Roma, 9 giu. (Adnkronos Salute) – Sospesi tra la malattia che non aspetta e la necessità di evitare il contagio da Sars-CoV-2. Si sentono così i pazienti con leucemia linfatica cronica, la forma più comune negli adulti che si accanisce soprattutto sugli uomini in età avanzata (71 anni è l’età media). In Italia ci sono circa 30 mila persone con questo tumore del sangue: molte di loro a causa del lockdown hanno dovuto sospendere e rinviare alcune prestazioni per lasciare spazio ai malati di Covid-19. Questi pazienti ematologici, tra i più delicati e fragili poiché la malattia stessa e le sue cure quando necessarie indeboliscono il sistema immunitario, spesso hanno dovuto gestire la patologia 'da remoto'. Terrorizzati di contagiarsi tornando negli ambulatori anche solo per controlli e perennemente in ansia per le possibili conseguenze di terapie o visite rimandati. Risultato? Alcuni centri di ematologia hanno riscontrato una riduzione dei nuovi casi di Llc durante la pandemia.

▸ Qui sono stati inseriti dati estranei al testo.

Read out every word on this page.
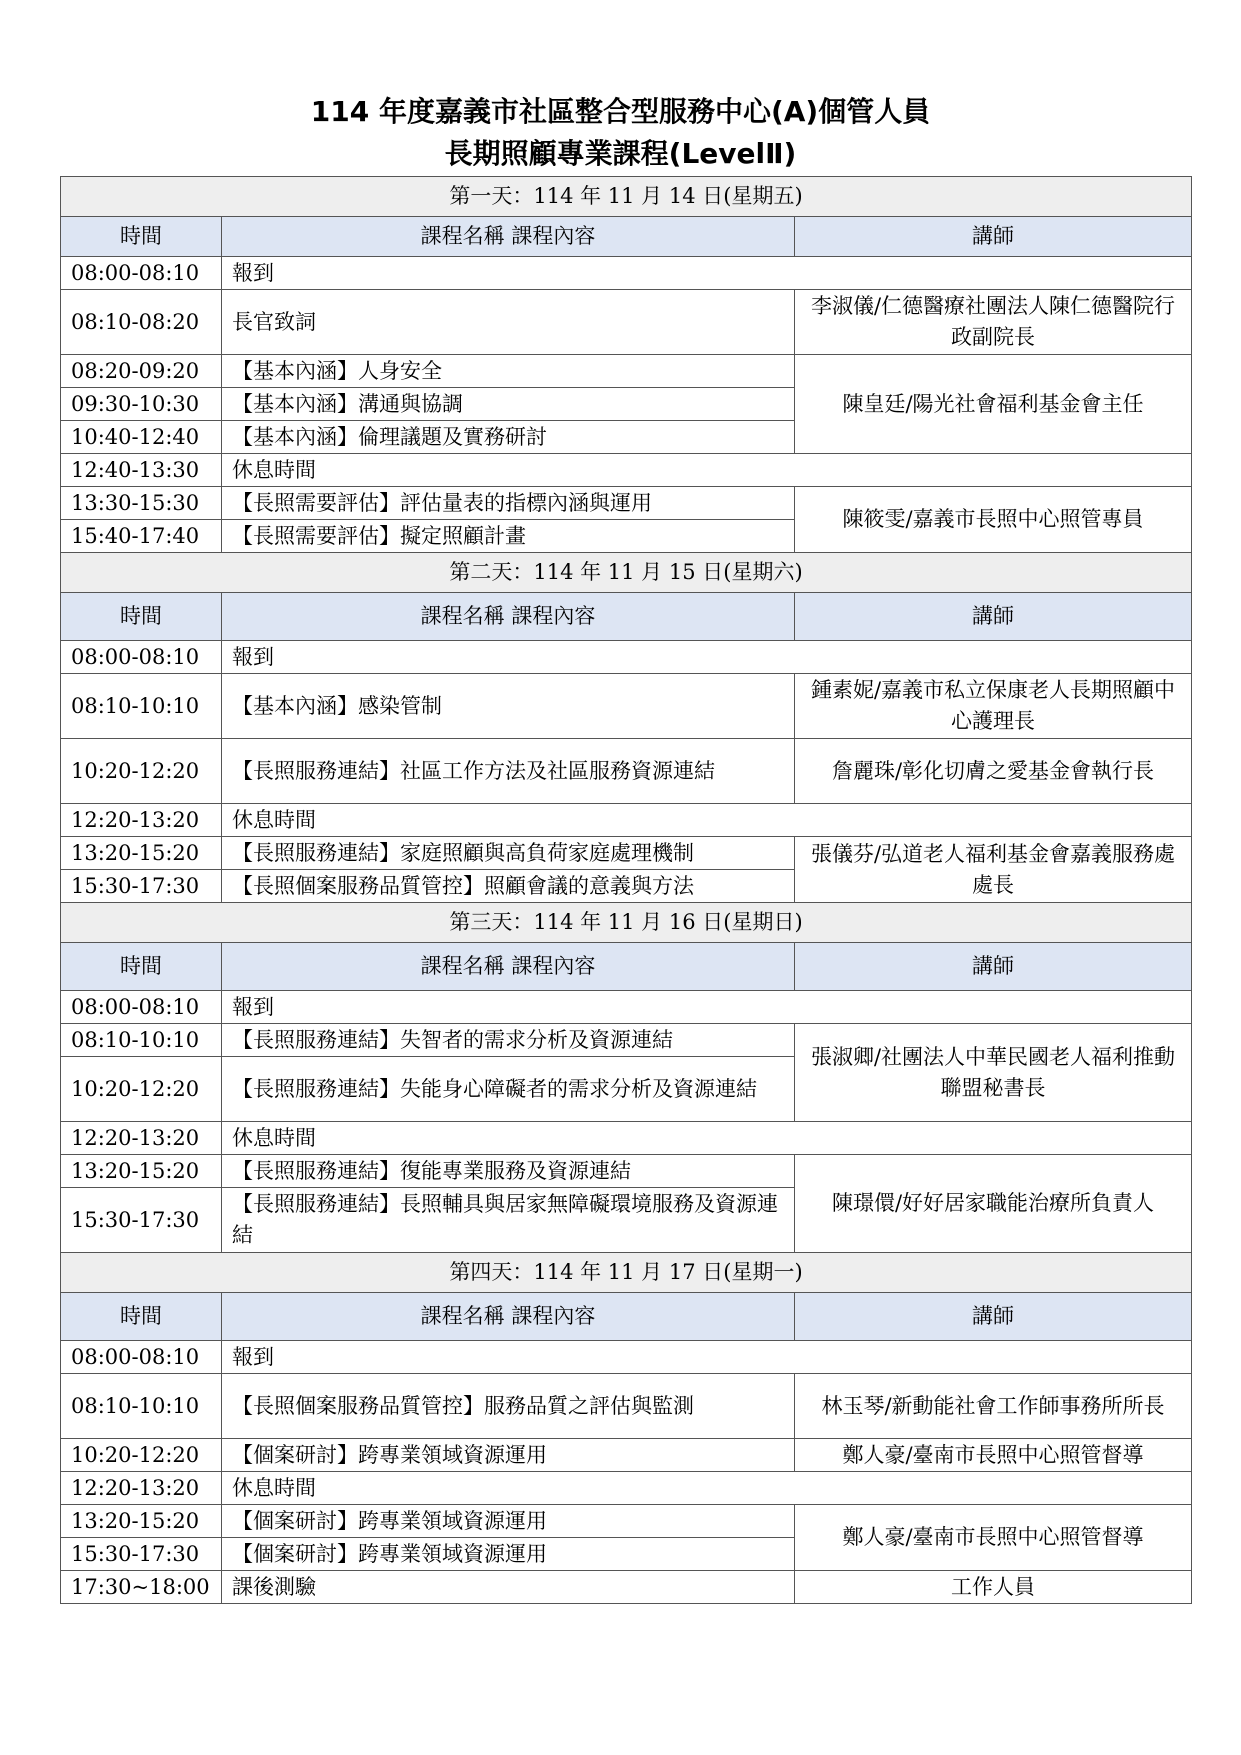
114 年度嘉義市社區整合型服務中心(A)個管人員
長期照顧專業課程(LevelⅡ)
第一天：114 年 11 月 14 日(星期五)		
時間	課程名稱 課程內容	講師
08:00-08:10	報到	
08:10-08:20	長官致詞	李淑儀/仁德醫療社團法人陳仁德醫院行政副院長
08:20-09:20	【基本內涵】人身安全	陳皇廷/陽光社會福利基金會主任
09:30-10:30	【基本內涵】溝通與協調	
10:40-12:40	【基本內涵】倫理議題及實務研討	
12:40-13:30	休息時間	
13:30-15:30	【長照需要評估】評估量表的指標內涵與運用	陳筱雯/嘉義市長照中心照管專員
15:40-17:40	【長照需要評估】擬定照顧計畫	
第二天：114 年 11 月 15 日(星期六)		
時間	課程名稱 課程內容	講師
08:00-08:10	報到	
08:10-10:10	【基本內涵】感染管制	鍾素妮/嘉義市私立保康老人長期照顧中心護理長
10:20-12:20	【長照服務連結】社區工作方法及社區服務資源連結	詹麗珠/彰化切膚之愛基金會執行長
12:20-13:20	休息時間	
13:20-15:20	【長照服務連結】家庭照顧與高負荷家庭處理機制	張儀芬/弘道老人福利基金會嘉義服務處處長
15:30-17:30	【長照個案服務品質管控】照顧會議的意義與方法	
第三天：114 年 11 月 16 日(星期日)		
時間	課程名稱 課程內容	講師
08:00-08:10	報到	
08:10-10:10	【長照服務連結】失智者的需求分析及資源連結	張淑卿/社團法人中華民國老人福利推動聯盟秘書長
10:20-12:20	【長照服務連結】失能身心障礙者的需求分析及資源連結	
12:20-13:20	休息時間	
13:20-15:20	【長照服務連結】復能專業服務及資源連結	陳璟儇/好好居家職能治療所負責人
15:30-17:30	【長照服務連結】長照輔具與居家無障礙環境服務及資源連結	
第四天：114 年 11 月 17 日(星期一)		
時間	課程名稱 課程內容	講師
08:00-08:10	報到	
08:10-10:10	【長照個案服務品質管控】服務品質之評估與監測	林玉琴/新動能社會工作師事務所所長
10:20-12:20	【個案研討】跨專業領域資源運用	鄭人豪/臺南市長照中心照管督導
12:20-13:20	休息時間	
13:20-15:20	【個案研討】跨專業領域資源運用	鄭人豪/臺南市長照中心照管督導
15:30-17:30	【個案研討】跨專業領域資源運用	
17:30~18:00	課後測驗	工作人員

"Ogni anno sono 3.500 le nuove diagnosi di Llc – afferma Antonio Cuneo, del Dipartimento Scienze mediche dell’Università di Ferrara – tutti vengono assistiti in circa 100 centri. E proprio alcuni centri di ematologia hanno registrato una riduzione dei nuovi casi di Llc durante l’emergenza da Covid-19. È quanto emerso da un questionario distribuito in 33 centri sparsi su tutto il territorio nazionale, dove sono in cura oltre 9000 pazienti con Llc, circa un terzo di tutti i malati con leucemia linfatica cronica in Italia. I dati del questionario, pubblicati sul sito di '' parlano chiaro: su 33 centri, ben 20 hanno evidenziato un calo delle nuove diagnosi di Llc nei mesi di marzo e aprile".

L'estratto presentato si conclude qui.